Reklama

Wielkopostne niepokoje

Serce na krzyżu

Niepokój jest towarzyszem życia. Niepokoimy się o jutro, o przyszłość, o dzieci, o dom.
Ale czy niepokoimy się o życie wiary, o Boga w naszym życiu?
Wielki Post jest czasem niepokoju - męki Jezusa, Jego ukrzyżowania, śmierci, zmartwychwstania.
Oby nas ten Wielki Post zaniepokoił.
Wywołany niepokój może nam pomóc wyjść z egzystencjalnego więzienia ku nieskończoności

Niedziela Ogólnopolska 11/2012, str. 20

GRAZIAKO/Niedziela

Bądź na bieżąco!

Zapisz się do newslettera

Jezus został ukrzyżowany. Umarł za nasze grzechy. Czy nas to wzrusza? Przyzwyczailiśmy się do tych stwierdzeń. Nie budzi to w nas współczucia ani nawet żalu, choć umarł za moje grzechy. Chciał, to umarł. Niewrażliwi na miłość Boga, żyjemy w odrętwieniu, tęsknimy za gestem miłości.
Przechadzam się po Gemäldegalerie - jednej z najstarszych kolekcji malarstwa starych mistrzów w Berlinie. Malarstwa od średniowiecza po czasy Rubensa, Rembrandta oraz weneckiego renesansu. Dużo ludzi, pasjonatów dzieł sztuki. Oglądają, podziwiają style, kolory i mistrzowską rękę. Spotykam też samotników - siedzą na sofie i patrzą. Ale jest ich mało. Większość turystów leniwie przechadza się po salach ekspozycji.
Obrazy z XV i XVIII wieku to Biblia w malarstwie.
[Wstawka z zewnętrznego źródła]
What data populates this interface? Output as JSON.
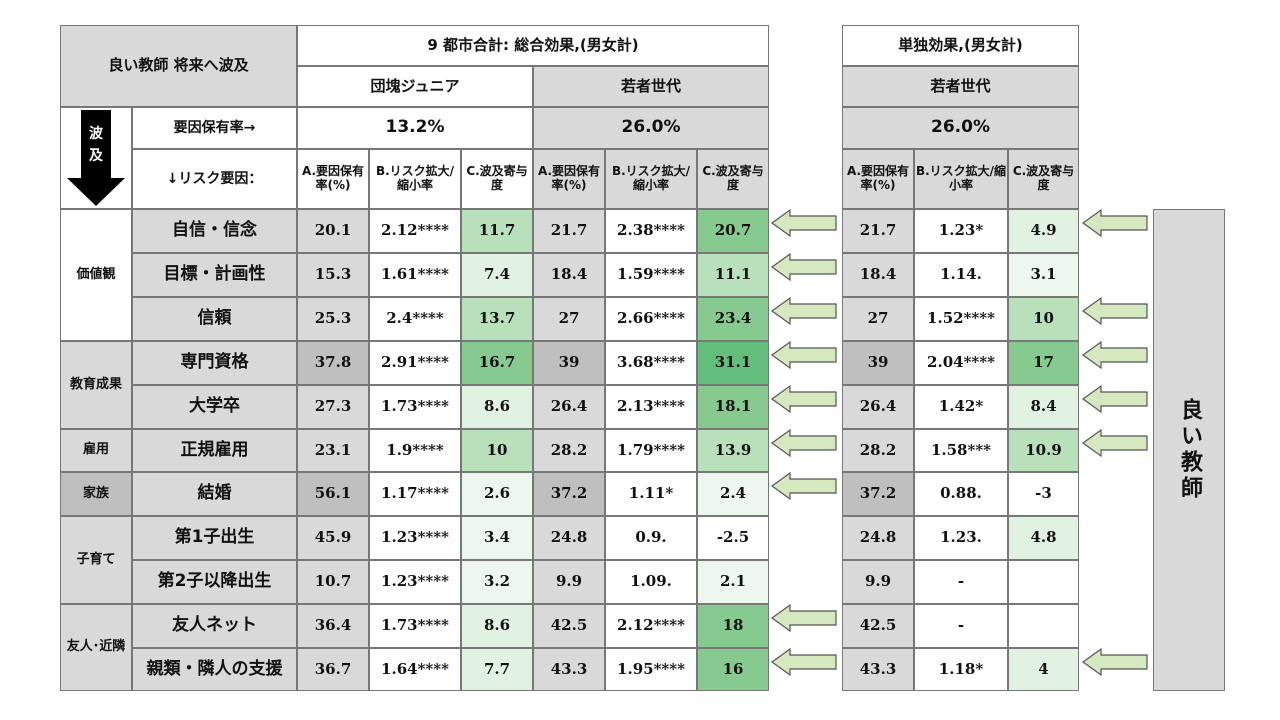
{
  "header": {
    "corner_title": "良い教師 将来へ波及",
    "group1_title": "9 都市合計: 総合効果,(男女計)",
    "group2_title": "単独効果,(男女計)",
    "gen_dankai": "団塊ジュニア",
    "gen_wakamono1": "若者世代",
    "gen_wakamono2": "若者世代",
    "hakyu_label": "波及",
    "factor_rate_label": "要因保有率→",
    "risk_label": "↓リスク要因：",
    "rate_dankai": "13.2%",
    "rate_wakamono1": "26.0%",
    "rate_wakamono2": "26.0%",
    "col_a": "A.要因保有率(%)",
    "col_b": "B.リスク拡大/縮小率",
    "col_c": "C.波及寄与度"
  },
  "sidebar_label": "良い教師",
  "colors": {
    "gray": "#d9d9d9",
    "dark_gray": "#bfbfbf",
    "green_light": "#e2f2e2",
    "green_mid": "#b7e0bb",
    "green_strong": "#86ca8f",
    "green_dark": "#63be7b",
    "arrow_fill": "#d5e8c0"
  },
  "categories": [
    {
      "label": "価値観"
    },
    {
      "label": "教育成果"
    },
    {
      "label": "雇用"
    },
    {
      "label": "家族"
    },
    {
      "label": "子育て"
    },
    {
      "label": "友人･近隣"
    }
  ],
  "rows": [
    {
      "label": "自信・信念",
      "d_a": "20.1",
      "d_b": "2.12****",
      "d_c": "11.7",
      "w_a": "21.7",
      "w_b": "2.38****",
      "w_c": "20.7",
      "s_a": "21.7",
      "s_b": "1.23*",
      "s_c": "4.9"
    },
    {
      "label": "目標・計画性",
      "d_a": "15.3",
      "d_b": "1.61****",
      "d_c": "7.4",
      "w_a": "18.4",
      "w_b": "1.59****",
      "w_c": "11.1",
      "s_a": "18.4",
      "s_b": "1.14.",
      "s_c": "3.1"
    },
    {
      "label": "信頼",
      "d_a": "25.3",
      "d_b": "2.4****",
      "d_c": "13.7",
      "w_a": "27",
      "w_b": "2.66****",
      "w_c": "23.4",
      "s_a": "27",
      "s_b": "1.52****",
      "s_c": "10"
    },
    {
      "label": "専門資格",
      "d_a": "37.8",
      "d_b": "2.91****",
      "d_c": "16.7",
      "w_a": "39",
      "w_b": "3.68****",
      "w_c": "31.1",
      "s_a": "39",
      "s_b": "2.04****",
      "s_c": "17"
    },
    {
      "label": "大学卒",
      "d_a": "27.3",
      "d_b": "1.73****",
      "d_c": "8.6",
      "w_a": "26.4",
      "w_b": "2.13****",
      "w_c": "18.1",
      "s_a": "26.4",
      "s_b": "1.42*",
      "s_c": "8.4"
    },
    {
      "label": "正規雇用",
      "d_a": "23.1",
      "d_b": "1.9****",
      "d_c": "10",
      "w_a": "28.2",
      "w_b": "1.79****",
      "w_c": "13.9",
      "s_a": "28.2",
      "s_b": "1.58***",
      "s_c": "10.9"
    },
    {
      "label": "結婚",
      "d_a": "56.1",
      "d_b": "1.17****",
      "d_c": "2.6",
      "w_a": "37.2",
      "w_b": "1.11*",
      "w_c": "2.4",
      "s_a": "37.2",
      "s_b": "0.88.",
      "s_c": "-3"
    },
    {
      "label": "第1子出生",
      "d_a": "45.9",
      "d_b": "1.23****",
      "d_c": "3.4",
      "w_a": "24.8",
      "w_b": "0.9.",
      "w_c": "-2.5",
      "s_a": "24.8",
      "s_b": "1.23.",
      "s_c": "4.8"
    },
    {
      "label": "第2子以降出生",
      "d_a": "10.7",
      "d_b": "1.23****",
      "d_c": "3.2",
      "w_a": "9.9",
      "w_b": "1.09.",
      "w_c": "2.1",
      "s_a": "9.9",
      "s_b": "-",
      "s_c": ""
    },
    {
      "label": "友人ネット",
      "d_a": "36.4",
      "d_b": "1.73****",
      "d_c": "8.6",
      "w_a": "42.5",
      "w_b": "2.12****",
      "w_c": "18",
      "s_a": "42.5",
      "s_b": "-",
      "s_c": ""
    },
    {
      "label": "親類・隣人の支援",
      "d_a": "36.7",
      "d_b": "1.64****",
      "d_c": "7.7",
      "w_a": "43.3",
      "w_b": "1.95****",
      "w_c": "16",
      "s_a": "43.3",
      "s_b": "1.18*",
      "s_c": "4"
    }
  ]
}
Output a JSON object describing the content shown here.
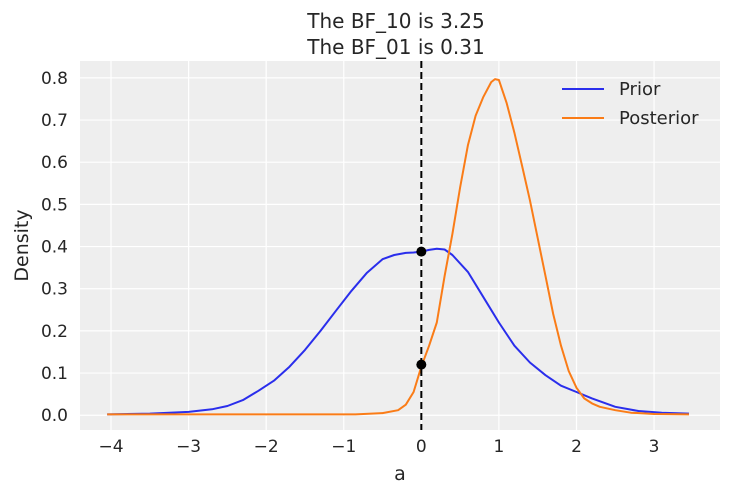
{
  "chart_data": {
    "type": "line",
    "title_lines": [
      "The BF_10 is 3.25",
      "The BF_01 is 0.31"
    ],
    "xlabel": "a",
    "ylabel": "Density",
    "xlim": [
      -4.4,
      3.85
    ],
    "ylim": [
      -0.035,
      0.84
    ],
    "xticks": [
      -4,
      -3,
      -2,
      -1,
      0,
      1,
      2,
      3
    ],
    "yticks": [
      0.0,
      0.1,
      0.2,
      0.3,
      0.4,
      0.5,
      0.6,
      0.7,
      0.8
    ],
    "ytick_labels": [
      "0.0",
      "0.1",
      "0.2",
      "0.3",
      "0.4",
      "0.5",
      "0.6",
      "0.7",
      "0.8"
    ],
    "grid": true,
    "legend_position": "top-right",
    "series": [
      {
        "name": "Prior",
        "color": "#2a2eec",
        "x": [
          -4.05,
          -3.5,
          -3.0,
          -2.7,
          -2.5,
          -2.3,
          -2.1,
          -1.9,
          -1.7,
          -1.5,
          -1.3,
          -1.1,
          -0.9,
          -0.7,
          -0.5,
          -0.35,
          -0.2,
          -0.1,
          0.0,
          0.1,
          0.2,
          0.3,
          0.4,
          0.6,
          0.8,
          1.0,
          1.2,
          1.4,
          1.6,
          1.8,
          2.0,
          2.2,
          2.5,
          2.8,
          3.1,
          3.45
        ],
        "y": [
          0.002,
          0.004,
          0.008,
          0.014,
          0.022,
          0.036,
          0.058,
          0.082,
          0.115,
          0.155,
          0.2,
          0.248,
          0.295,
          0.338,
          0.37,
          0.38,
          0.385,
          0.386,
          0.388,
          0.392,
          0.395,
          0.393,
          0.38,
          0.34,
          0.28,
          0.22,
          0.165,
          0.125,
          0.095,
          0.07,
          0.055,
          0.04,
          0.02,
          0.01,
          0.006,
          0.004
        ]
      },
      {
        "name": "Posterior",
        "color": "#fa7c17",
        "x": [
          -4.05,
          -2.0,
          -1.0,
          -0.85,
          -0.5,
          -0.3,
          -0.2,
          -0.1,
          0.0,
          0.1,
          0.2,
          0.3,
          0.4,
          0.5,
          0.6,
          0.7,
          0.8,
          0.9,
          0.95,
          1.0,
          1.1,
          1.2,
          1.3,
          1.4,
          1.5,
          1.6,
          1.7,
          1.8,
          1.9,
          2.0,
          2.1,
          2.2,
          2.3,
          2.5,
          2.7,
          3.0,
          3.45
        ],
        "y": [
          0.002,
          0.002,
          0.002,
          0.002,
          0.005,
          0.012,
          0.025,
          0.055,
          0.115,
          0.165,
          0.22,
          0.33,
          0.43,
          0.54,
          0.64,
          0.71,
          0.755,
          0.79,
          0.797,
          0.795,
          0.74,
          0.67,
          0.59,
          0.51,
          0.42,
          0.33,
          0.24,
          0.165,
          0.105,
          0.065,
          0.04,
          0.028,
          0.02,
          0.012,
          0.006,
          0.003,
          0.002
        ]
      }
    ],
    "reference_line": {
      "x": 0,
      "style": "dashed",
      "color": "#000000"
    },
    "points": [
      {
        "x": 0,
        "y": 0.388
      },
      {
        "x": 0,
        "y": 0.12
      }
    ]
  }
}
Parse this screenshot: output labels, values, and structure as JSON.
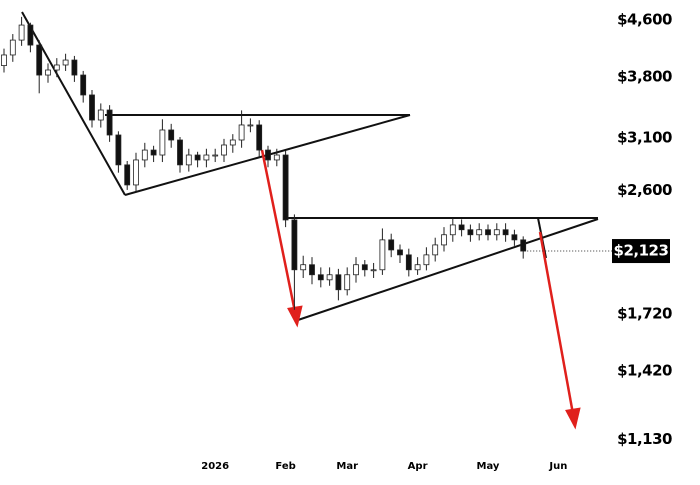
{
  "chart_data": {
    "type": "candlestick",
    "categories": [
      null,
      null,
      null,
      null,
      null,
      null,
      null,
      null,
      null,
      null,
      null,
      null,
      null,
      null,
      null,
      null,
      null,
      null,
      null,
      null,
      null,
      null,
      null,
      null,
      "2026",
      null,
      null,
      null,
      null,
      null,
      null,
      null,
      "Feb",
      null,
      null,
      null,
      null,
      null,
      null,
      "Mar",
      null,
      null,
      null,
      null,
      null,
      null,
      null,
      "Apr",
      null,
      null,
      null,
      null,
      null,
      null,
      null,
      "May",
      null,
      null,
      null,
      null,
      null,
      null,
      null,
      "Jun"
    ],
    "open": [
      3950,
      4093,
      4302,
      4524,
      4231,
      3827,
      3892,
      3958,
      4024,
      3827,
      3580,
      3292,
      3404,
      3131,
      2833,
      2649,
      2880,
      2977,
      2928,
      3184,
      3079,
      2833,
      2928,
      2880,
      2928,
      2928,
      3028,
      3079,
      3238,
      3238,
      2977,
      2880,
      2928,
      2356,
      1994,
      2028,
      1961,
      1928,
      1961,
      1865,
      1961,
      2028,
      1994,
      1994,
      2204,
      2131,
      2096,
      1994,
      2028,
      2096,
      2167,
      2242,
      2317,
      2280,
      2242,
      2280,
      2242,
      2280,
      2242,
      2204,
      null,
      null,
      null,
      null
    ],
    "high": [
      4180,
      4390,
      4650,
      4560,
      4300,
      3980,
      4050,
      4110,
      4080,
      3880,
      3640,
      3480,
      3460,
      3170,
      2870,
      2950,
      3050,
      3020,
      3300,
      3250,
      3110,
      2990,
      2960,
      2990,
      2990,
      3090,
      3140,
      3400,
      3310,
      3290,
      3020,
      2990,
      2970,
      2400,
      2090,
      2080,
      2010,
      2010,
      2000,
      2010,
      2080,
      2060,
      2040,
      2290,
      2250,
      2170,
      2140,
      2080,
      2150,
      2220,
      2300,
      2370,
      2360,
      2320,
      2330,
      2320,
      2330,
      2330,
      2280,
      2230,
      null,
      null,
      null,
      null
    ],
    "low": [
      3860,
      4000,
      4220,
      4130,
      3600,
      3730,
      3800,
      3880,
      3740,
      3490,
      3210,
      3210,
      3060,
      2760,
      2605,
      2590,
      2810,
      2860,
      2860,
      3000,
      2760,
      2770,
      2810,
      2810,
      2860,
      2860,
      2950,
      3000,
      3160,
      2900,
      2810,
      2820,
      2300,
      1744,
      1940,
      1900,
      1880,
      1890,
      1800,
      1830,
      1910,
      1950,
      1940,
      1960,
      2080,
      2040,
      1950,
      1960,
      1990,
      2050,
      2120,
      2190,
      2230,
      2190,
      2200,
      2200,
      2200,
      2190,
      2160,
      2070,
      null,
      null,
      null,
      null
    ],
    "close": [
      4093,
      4302,
      4524,
      4231,
      3827,
      3892,
      3958,
      4024,
      3827,
      3580,
      3292,
      3404,
      3131,
      2833,
      2649,
      2880,
      2977,
      2928,
      3184,
      3079,
      2833,
      2928,
      2880,
      2928,
      2928,
      3028,
      3079,
      3238,
      3238,
      2977,
      2880,
      2928,
      2356,
      1994,
      2028,
      1961,
      1928,
      1961,
      1865,
      1961,
      2028,
      1994,
      1994,
      2204,
      2131,
      2096,
      1994,
      2028,
      2096,
      2167,
      2242,
      2317,
      2280,
      2242,
      2280,
      2242,
      2280,
      2242,
      2204,
      2123,
      null,
      null,
      null,
      null
    ],
    "ylim": [
      1020,
      4920
    ],
    "log_scale": true,
    "yticks": [
      {
        "value": 4600,
        "label": "$4,600"
      },
      {
        "value": 3800,
        "label": "$3,800"
      },
      {
        "value": 3100,
        "label": "$3,100"
      },
      {
        "value": 2600,
        "label": "$2,600"
      },
      {
        "value": 1720,
        "label": "$1,720"
      },
      {
        "value": 1420,
        "label": "$1,420"
      },
      {
        "value": 1130,
        "label": "$1,130"
      }
    ],
    "current_price": {
      "value": 2123,
      "label": "$2,123"
    },
    "up_color": "#ffffff",
    "down_color": "#111111"
  }
}
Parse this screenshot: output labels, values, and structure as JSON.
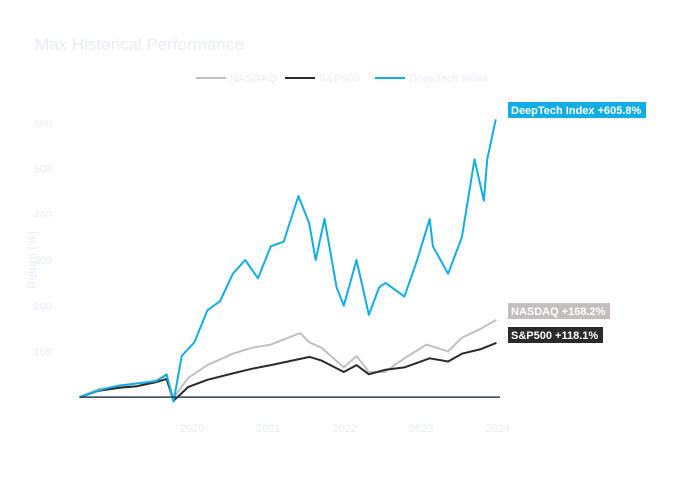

Sceny ze Starego Testamentu i inspiracje z Nowego. Krótko mówiąc - historia zbawienia zamknięta w muzeach. Czy ona zwraca na siebie uwagę, zatrzymuje? Raczej nie. Większość dłużej stoi przy Rubensie i Rembrandcie. Pomyślałem sobie - opatrzyły się im już święte obrazy albo zanikła wrażliwość na miłość Boga.
Opodal Gemäldegalerie znajduje się kościół ewangelicki św. Marcina, a w nim wernisaże współczesnego malarstwa. Wchodzę i od wejścia napotykam kolejkę ludzi stojących, aby zobaczyć jeden ze wstrząsających obrazów. Rzeczywiście obraz jest mocny. Do krzyża przybite jest serce człowieka. Nie symbol, ale rzeczywiste serce ludzkie. Kropla krwi spada na niżej pływającą rybę. Ten obraz nie budzi estetycznych przeżyć, raczej szokuje, porusza dramatem. Siadam w ławce kościoła i obserwuję ludzi. Nic nie mówią - patrzą niespokojni. Ktoś się rozpłakał i szybko odszedł. Pomyślałem - to aż tak trzeba przemawiać. Miłość przybita do krzyża - nie człowiek.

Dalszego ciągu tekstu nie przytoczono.